I mentioned this to
faeriemaiden a couple days ago and figured I might as well post it here. It's part of a fic I attempted to write--RT, of course--based on the idea that Remus has read lots of Muggle authors and is a particular fan of Tolkien and C.S. Lewis. I just love that, but the problem with this is that it refers to a quote in Lewis's Out of the Silent Planet that isn't helpful and doesn't actually exist, and anyway the idea of unbodying in there really has nothing whatsoever to do with werewolf transformations, literally or figuratively (though I may be able to manage the latter). Plus I'm not sure I like the way I have Tonks acting here, and the bit about the other Marauders falls flat, I think.
Anyway...I don't know when this is supposed to happen, but Remus is resting in bed here, the morning after a full moon.
“What does it feel like?” she asks. “The transformations?”

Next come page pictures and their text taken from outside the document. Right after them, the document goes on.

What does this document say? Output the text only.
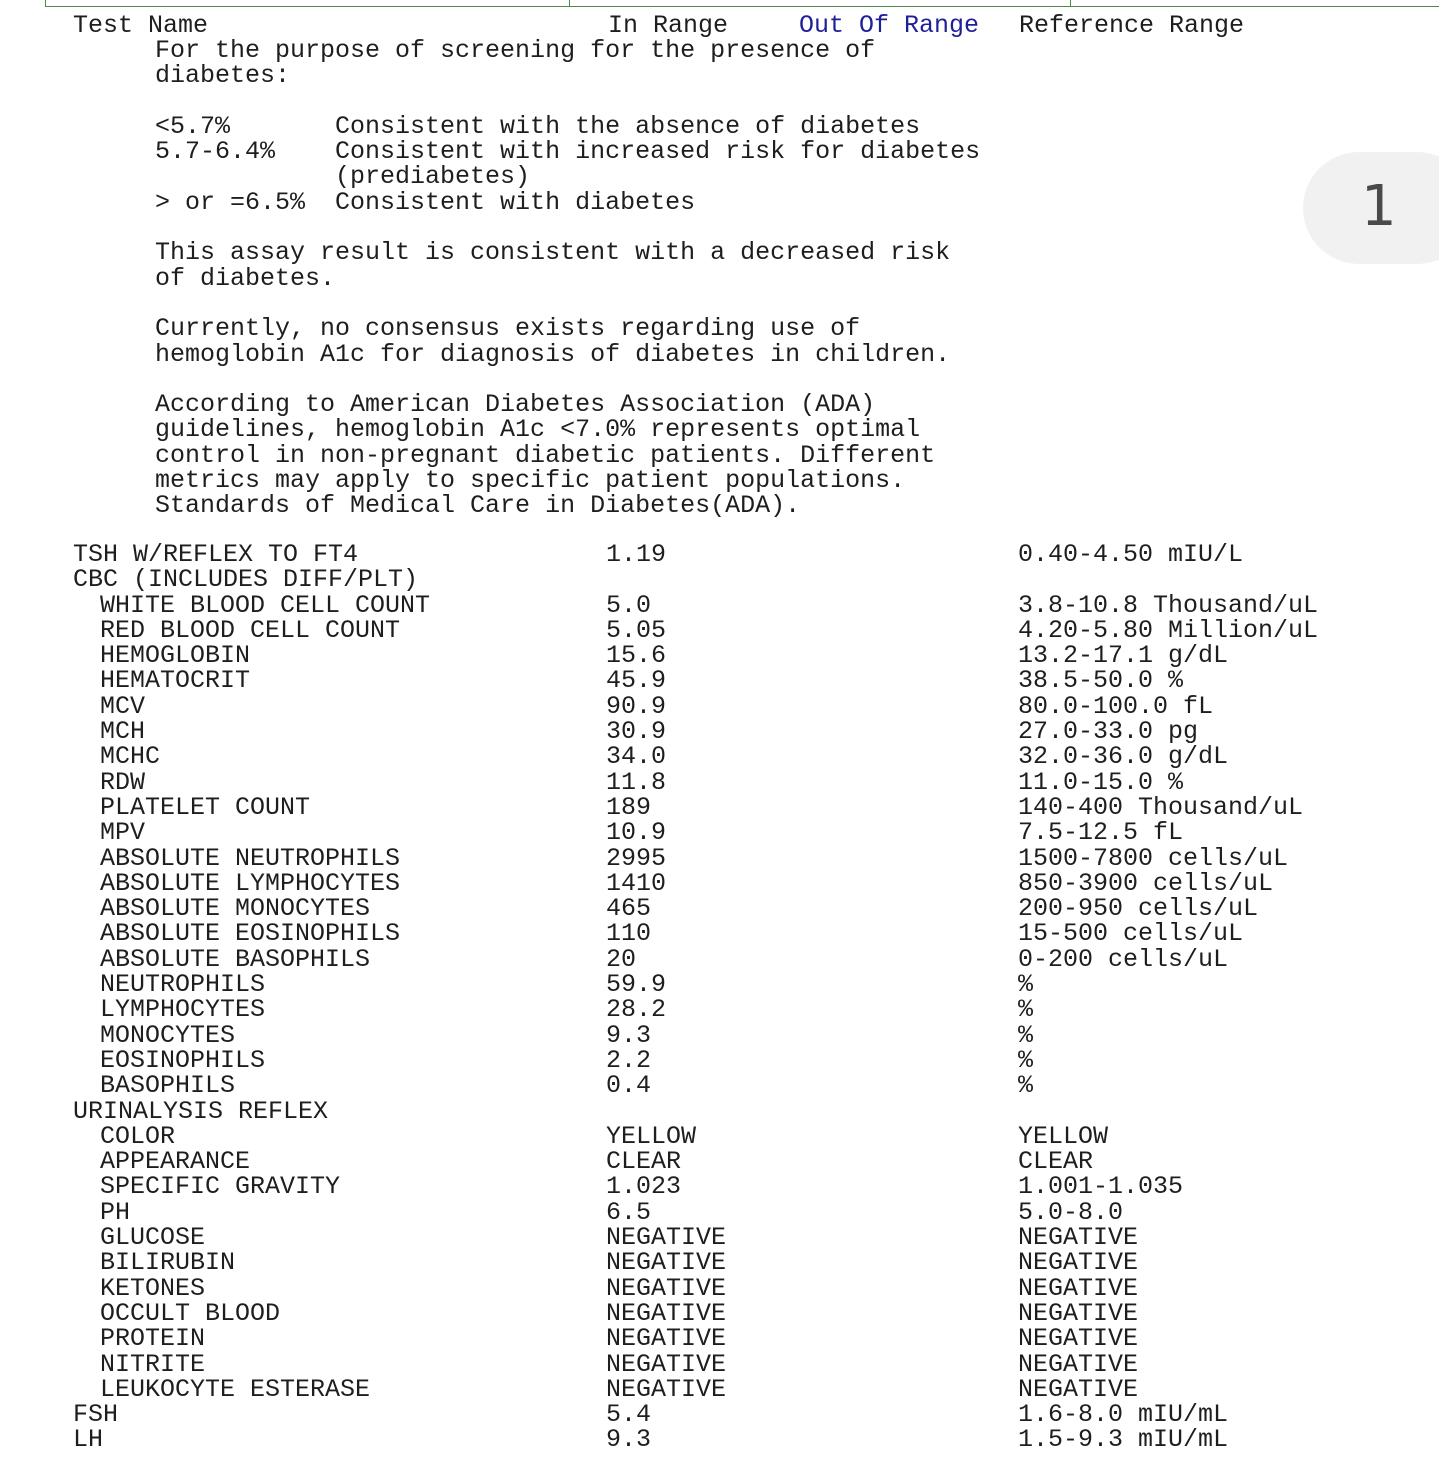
Test Name	In Range	Out Of Range Reference Range
For the purpose of screening for the presence of
diabetes:
<5.7%       Consistent with the absence of diabetes
5.7-6.4%    Consistent with increased risk for diabetes
(prediabetes)
> or =6.5%  Consistent with diabetes
This assay result is consistent with a decreased risk
of diabetes.
Currently, no consensus exists regarding use of
hemoglobin A1c for diagnosis of diabetes in children.
According to American Diabetes Association (ADA)
guidelines, hemoglobin A1c <7.0% represents optimal
control in non-pregnant diabetic patients. Different
metrics may apply to specific patient populations.
Standards of Medical Care in Diabetes(ADA).
TSH W/REFLEX TO FT4	1.19	0.40-4.50 mIU/L
CBC (INCLUDES DIFF/PLT)
WHITE BLOOD CELL COUNT	5.0	3.8-10.8 Thousand/uL
RED BLOOD CELL COUNT	5.05	4.20-5.80 Million/uL
HEMOGLOBIN	15.6	13.2-17.1 g/dL
HEMATOCRIT	45.9	38.5-50.0 %
MCV	90.9	80.0-100.0 fL
MCH	30.9	27.0-33.0 pg
MCHC	34.0	32.0-36.0 g/dL
RDW	11.8	11.0-15.0 %
PLATELET COUNT	189	140-400 Thousand/uL
MPV	10.9	7.5-12.5 fL
ABSOLUTE NEUTROPHILS	2995	1500-7800 cells/uL
ABSOLUTE LYMPHOCYTES	1410	850-3900 cells/uL
ABSOLUTE MONOCYTES	465	200-950 cells/uL
ABSOLUTE EOSINOPHILS	110	15-500 cells/uL
ABSOLUTE BASOPHILS	20	0-200 cells/uL
NEUTROPHILS	59.9	%
LYMPHOCYTES	28.2	%
MONOCYTES	9.3	%
EOSINOPHILS	2.2	%
BASOPHILS	0.4	%
URINALYSIS REFLEX
COLOR	YELLOW	YELLOW
APPEARANCE	CLEAR	CLEAR
SPECIFIC GRAVITY	1.023	1.001-1.035
PH	6.5	5.0-8.0
GLUCOSE	NEGATIVE	NEGATIVE
BILIRUBIN	NEGATIVE	NEGATIVE
KETONES	NEGATIVE	NEGATIVE
OCCULT BLOOD	NEGATIVE	NEGATIVE
PROTEIN	NEGATIVE	NEGATIVE
NITRITE	NEGATIVE	NEGATIVE
LEUKOCYTE ESTERASE	NEGATIVE	NEGATIVE
FSH	5.4	1.6-8.0 mIU/mL
LH	9.3	1.5-9.3 mIU/mL
1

His brows contract-even this movement seems to cause him pain-and he says, “It isn’t something I like to dwell on a lot when it’s not actually happening.”
“I’m being insensitive again. Sorry.”
“Well,” he says dryly, “at least you’ve yet to accuse me of being inhuman.”
She’s silent a moment, but she really does want to know; and this isn’t just insensitivity: for all she knows, he can’t talk about it at all. Talking might not help, precisely, but her mum always did believe in it. “I just…I know I can’t really understand, but…I’d like to.”
[snip conversation I haven’t written yet]
“It’s like…” He pauses as if wracking his memory. For once, the act looks painful. “Unbodying,” he says finally.
She wrinkles her nose as if she’s trying to morph. “Aside from sounding rather unpleasant, that doesn’t help much.”
“No, well…I can’t remember any exact quotes…” He gropes for his wand on the bedside table, fingers stiff and tentative. She pushes it into his grasp. He smiles at her, wearily, and Summons a battered paperback from a stack across the room.
She cranes her neck in a futile attempt to read the spine. “Tolkien?”
“C.S. Lewis, actually.”
“I can’t keep all your Muggle authors straight.”
“They’re not my Muggle authors.”
“You read them.”
“All right. Guilty.” He opens it, fingers smoothing the pages aside almost reverently, the way he does with all his most treasured books, and she wonders what sort of history he has with this one, and what memories-good or bad-it contains. “At least Muggle authors can’t Charm the illustrations in their books to wander all over the page until you pay attention to them.”
“Some of us,” she reminds him, “do not have professor-like attention spans.”
He grins, an endearing, little-boy smile, except on Remus it doesn’t look so young. “You should have heard me going on about all my Muggle books in the Gryffindor common room. James and Sirius finally decided the only way to shut me up was to start throwing things at me and hope I’d get distracted trying to fend them off.”
“Did it work?”
“Sometimes.”
“What did Peter do?” she asks without thinking, and wants to snatch the words back.
He looks away, grin fading. “He actually listened. Thought it was interesting. Then he’d team up with me to Charm our books to fly at James and Sirius.”
She remembers Peter from years ago, from before everything, and for once she doesn’t respond.
“Well,” he says. “Here.” He runs his hand down a page; the text looks misshapen from where she sits.
So basically I've got a cute little bit of RT fluff and nowhere to go with it. Bother.